Now this value is less than the reported value in the paper as well. This is most likely due to a mismatch in the detector dimension and input optical power values. I will have to look into that in more details.


#8

@aalam Thanks Ahsan. Does the norm length mean the results are extrapolated in one direction for 50 microns? or both directions for 25 microns for a total of 50 um?
I think using a 2D-Y normal solver is not appropriate for this case, since the generation rate changes in the Y direction and is not uniform.
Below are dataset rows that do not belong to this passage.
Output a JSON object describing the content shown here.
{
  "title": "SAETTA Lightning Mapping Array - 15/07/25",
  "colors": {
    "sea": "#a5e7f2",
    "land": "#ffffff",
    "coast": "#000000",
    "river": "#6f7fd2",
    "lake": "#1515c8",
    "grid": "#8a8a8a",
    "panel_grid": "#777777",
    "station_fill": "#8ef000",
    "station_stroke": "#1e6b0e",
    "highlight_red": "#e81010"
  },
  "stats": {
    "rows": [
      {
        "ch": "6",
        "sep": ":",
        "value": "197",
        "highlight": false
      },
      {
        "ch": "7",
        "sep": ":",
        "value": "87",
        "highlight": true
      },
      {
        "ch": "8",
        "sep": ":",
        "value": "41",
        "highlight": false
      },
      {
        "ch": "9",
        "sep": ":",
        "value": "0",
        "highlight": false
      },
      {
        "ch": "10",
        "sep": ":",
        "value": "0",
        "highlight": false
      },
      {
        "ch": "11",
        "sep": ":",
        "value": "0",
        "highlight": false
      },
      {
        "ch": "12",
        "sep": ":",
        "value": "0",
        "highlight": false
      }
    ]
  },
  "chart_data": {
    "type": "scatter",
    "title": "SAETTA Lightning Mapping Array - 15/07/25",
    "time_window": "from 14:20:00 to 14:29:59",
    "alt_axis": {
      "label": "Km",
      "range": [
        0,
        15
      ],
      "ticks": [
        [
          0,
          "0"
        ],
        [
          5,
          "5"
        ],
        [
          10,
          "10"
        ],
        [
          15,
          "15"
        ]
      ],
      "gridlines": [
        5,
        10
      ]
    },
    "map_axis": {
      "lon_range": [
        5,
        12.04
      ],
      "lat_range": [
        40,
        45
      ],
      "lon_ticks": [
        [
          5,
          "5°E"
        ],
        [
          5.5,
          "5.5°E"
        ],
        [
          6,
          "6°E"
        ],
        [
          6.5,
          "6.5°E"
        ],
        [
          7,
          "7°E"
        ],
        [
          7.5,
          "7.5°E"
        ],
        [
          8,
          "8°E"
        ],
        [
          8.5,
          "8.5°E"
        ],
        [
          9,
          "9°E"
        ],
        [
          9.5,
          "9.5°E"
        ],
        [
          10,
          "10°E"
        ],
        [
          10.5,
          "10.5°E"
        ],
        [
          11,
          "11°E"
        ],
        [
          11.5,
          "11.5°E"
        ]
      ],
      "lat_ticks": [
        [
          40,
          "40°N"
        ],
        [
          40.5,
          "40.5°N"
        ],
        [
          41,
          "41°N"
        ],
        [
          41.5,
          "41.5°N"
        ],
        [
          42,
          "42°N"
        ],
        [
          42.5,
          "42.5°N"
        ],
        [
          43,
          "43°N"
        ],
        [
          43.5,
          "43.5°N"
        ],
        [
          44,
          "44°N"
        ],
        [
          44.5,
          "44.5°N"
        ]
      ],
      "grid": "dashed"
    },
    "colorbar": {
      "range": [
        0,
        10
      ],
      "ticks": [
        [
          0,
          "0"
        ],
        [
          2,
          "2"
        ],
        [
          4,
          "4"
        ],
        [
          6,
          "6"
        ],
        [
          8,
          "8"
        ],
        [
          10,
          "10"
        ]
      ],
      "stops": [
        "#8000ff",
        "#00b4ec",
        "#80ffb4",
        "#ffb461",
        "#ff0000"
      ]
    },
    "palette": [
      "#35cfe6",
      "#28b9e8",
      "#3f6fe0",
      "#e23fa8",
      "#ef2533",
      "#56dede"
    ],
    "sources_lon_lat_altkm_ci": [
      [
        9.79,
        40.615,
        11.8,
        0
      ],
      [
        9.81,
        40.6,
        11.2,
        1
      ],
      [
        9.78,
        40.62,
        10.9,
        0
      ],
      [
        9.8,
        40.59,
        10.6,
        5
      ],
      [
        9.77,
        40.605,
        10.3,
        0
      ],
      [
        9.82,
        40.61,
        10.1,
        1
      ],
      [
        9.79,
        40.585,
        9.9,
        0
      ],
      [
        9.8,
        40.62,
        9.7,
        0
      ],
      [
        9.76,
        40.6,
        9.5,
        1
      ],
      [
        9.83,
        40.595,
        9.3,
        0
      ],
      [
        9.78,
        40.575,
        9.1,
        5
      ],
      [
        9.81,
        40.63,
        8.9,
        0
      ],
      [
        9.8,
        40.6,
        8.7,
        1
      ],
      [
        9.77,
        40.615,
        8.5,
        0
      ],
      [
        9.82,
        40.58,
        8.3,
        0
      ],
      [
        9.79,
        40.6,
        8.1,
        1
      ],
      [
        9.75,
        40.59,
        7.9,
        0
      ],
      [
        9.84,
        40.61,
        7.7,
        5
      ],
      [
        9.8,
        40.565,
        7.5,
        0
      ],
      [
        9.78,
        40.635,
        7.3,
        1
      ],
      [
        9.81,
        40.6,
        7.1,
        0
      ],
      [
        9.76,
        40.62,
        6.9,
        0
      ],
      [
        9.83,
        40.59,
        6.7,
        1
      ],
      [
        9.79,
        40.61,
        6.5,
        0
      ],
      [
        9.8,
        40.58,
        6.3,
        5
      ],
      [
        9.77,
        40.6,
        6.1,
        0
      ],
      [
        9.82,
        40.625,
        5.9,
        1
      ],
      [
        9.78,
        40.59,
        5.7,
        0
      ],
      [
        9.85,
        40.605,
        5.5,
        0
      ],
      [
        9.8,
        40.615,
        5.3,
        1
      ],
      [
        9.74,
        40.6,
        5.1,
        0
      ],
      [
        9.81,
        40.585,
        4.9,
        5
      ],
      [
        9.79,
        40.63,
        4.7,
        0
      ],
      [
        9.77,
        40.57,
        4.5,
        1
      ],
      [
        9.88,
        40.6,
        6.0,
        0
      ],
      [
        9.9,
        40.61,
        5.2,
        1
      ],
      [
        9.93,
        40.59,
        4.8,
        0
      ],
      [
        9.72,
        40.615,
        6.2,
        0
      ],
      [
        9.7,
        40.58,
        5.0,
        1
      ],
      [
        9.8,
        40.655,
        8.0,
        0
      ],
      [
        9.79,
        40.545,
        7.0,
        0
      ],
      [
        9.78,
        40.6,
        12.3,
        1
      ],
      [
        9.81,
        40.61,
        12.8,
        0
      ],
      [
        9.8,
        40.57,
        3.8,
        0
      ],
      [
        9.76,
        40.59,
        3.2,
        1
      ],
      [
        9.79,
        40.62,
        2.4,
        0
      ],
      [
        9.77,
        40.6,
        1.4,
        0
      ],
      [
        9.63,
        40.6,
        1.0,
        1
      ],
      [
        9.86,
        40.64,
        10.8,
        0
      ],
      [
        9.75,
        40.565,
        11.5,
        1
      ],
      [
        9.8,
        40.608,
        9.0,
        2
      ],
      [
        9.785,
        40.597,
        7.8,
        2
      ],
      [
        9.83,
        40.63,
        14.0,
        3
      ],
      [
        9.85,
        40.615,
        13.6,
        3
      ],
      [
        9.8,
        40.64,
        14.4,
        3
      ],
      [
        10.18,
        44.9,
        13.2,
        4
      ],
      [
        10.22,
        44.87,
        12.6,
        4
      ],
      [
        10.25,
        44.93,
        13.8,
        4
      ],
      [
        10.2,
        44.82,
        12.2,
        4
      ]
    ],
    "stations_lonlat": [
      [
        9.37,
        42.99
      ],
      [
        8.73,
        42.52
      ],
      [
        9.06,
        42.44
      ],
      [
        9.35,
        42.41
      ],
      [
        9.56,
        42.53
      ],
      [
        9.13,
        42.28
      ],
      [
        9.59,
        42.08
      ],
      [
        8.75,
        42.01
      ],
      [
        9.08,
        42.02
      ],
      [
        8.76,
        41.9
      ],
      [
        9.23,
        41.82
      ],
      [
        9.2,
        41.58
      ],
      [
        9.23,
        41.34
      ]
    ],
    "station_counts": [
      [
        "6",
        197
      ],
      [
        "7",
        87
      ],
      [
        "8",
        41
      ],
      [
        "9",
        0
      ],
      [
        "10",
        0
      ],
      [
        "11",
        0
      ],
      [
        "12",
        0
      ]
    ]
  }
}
However when I change to 3D model I get an error: (No area for degenerate linear planar polygon
I18N Runtime Warning:
Missing ICU data file detected while processing directory containing libut.{dll|so|sl|dylib}.)


#9

Hi aalam
I also have a question about the 3dB bandwidth calculation of the VPD example in you website
as we all know,3dB bandwidth change with different area of the PD,but when I use the scirpt of 3dB calculation in your example,I found the 3dB bandwidth always be the same while the area of PD is different.
can you help me how to solve this question.Thanks!


#10

Please see this discussion here for the question about effect of length on bandwidth: Selecting Parameter in Transient Simulation in DEVICE.

For the error message (which is arising because the solver is failing to create the 3D geometry) please see this post: Geometry building issue in 3D simulation for DEVICE.


#11

A post was split to a new topic: Error: no area for degenerate linear polygons


#12

I am using “Grad Phi” to simulate the impact ionization in InGaAs/InP planar APDs and the simulated breakdown voltage and the dark current matches closely my experimental data. As I have understood from various posts here, “Grad Phi” is not a valid “driving force” to simulate the heterostructure APDs.
My question is “why grad phi is not valid for heterostructure APDs?” Even though, InGaAs/InP is a heterostructure, but the charge sheet and the multiplication region are both located in the InP.


#13

The “grad phi” option calculates the electric field from the gradient of the quasi Fermi level which can give a wrong (high) value for electric fields at heterojunctions. This high electric field can then intorduce breakdown at the heterojunction even if the actual breakdown is supposed to happen somewhere else in the device. In your case I am guessing that the electric field it is calculating at the heterojunction is not large enough to effect the location of the breakdown and therefore you are getting the right behavior from the simulation.